Human footprint on the global hydrological cycles

It is well known that various human activities are locally changing the hydrological cycles on the Earth. Climate change due to anthropogenic changes in atmospheric composition caused by greenhouse gas and aerosol emissions is altering the water cycle, including precipitation, evapotranspiration, runoff, groundwater infiltration, water temperature, and water quality. However, apart from such climate change impacts, are the changes in the hydrological cycle due to human activities basically local, and are the global impacts limited to climate change?
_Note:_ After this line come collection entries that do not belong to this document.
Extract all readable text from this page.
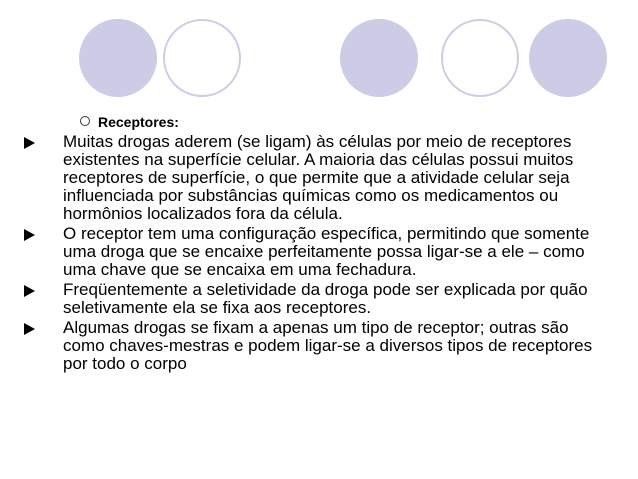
Receptores:
Muitas drogas aderem (se ligam) às células por meio de receptores existentes na superfície celular. A maioria das células possui muitos receptores de superfície, o que permite que a atividade celular seja influenciada por substâncias químicas como os medicamentos ou hormônios localizados fora da célula.
O receptor tem uma configuração específica, permitindo que somente uma droga que se encaixe perfeitamente possa ligar-se a ele – como uma chave que se encaixa em uma fechadura.
Freqüentemente a seletividade da droga pode ser explicada por quão seletivamente ela se fixa aos receptores.
Algumas drogas se fixam a apenas um tipo de receptor; outras são como chaves-mestras e podem ligar-se a diversos tipos de receptores por todo o corpo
Irrigation not only uses river flows and groundwater, but also lowers surface temperatures to the extent that it must be considered in global climate change assessments, increasing evapotranspiration unnecessarily, especially in arid regions, and creating areas where evapotranspiration is greater than precipitation over continents that use upstream river runoff and fossil ground water for irrigation. This negative runoff is not only detectable in data from dense river flow observation networks, but is also suggested by the net divergence of water vapor in the atmosphere. These effects have also been observed and estimated from changes in total terrestrial water storage using gravity observations.

In recent years, human activities such as dam water storage and irrigation have been incorporated into so-called earth system models, which predict future climate change based on socioeconomic scenarios. As the local applicability of such global models is improving, there is an urgent need to further develop numerical models that can adequately represent both natural and human systems, and to interactively incorporate limiting factors such as water hazards and water supply and demand when constructing future projections of socioeconomic scenarios.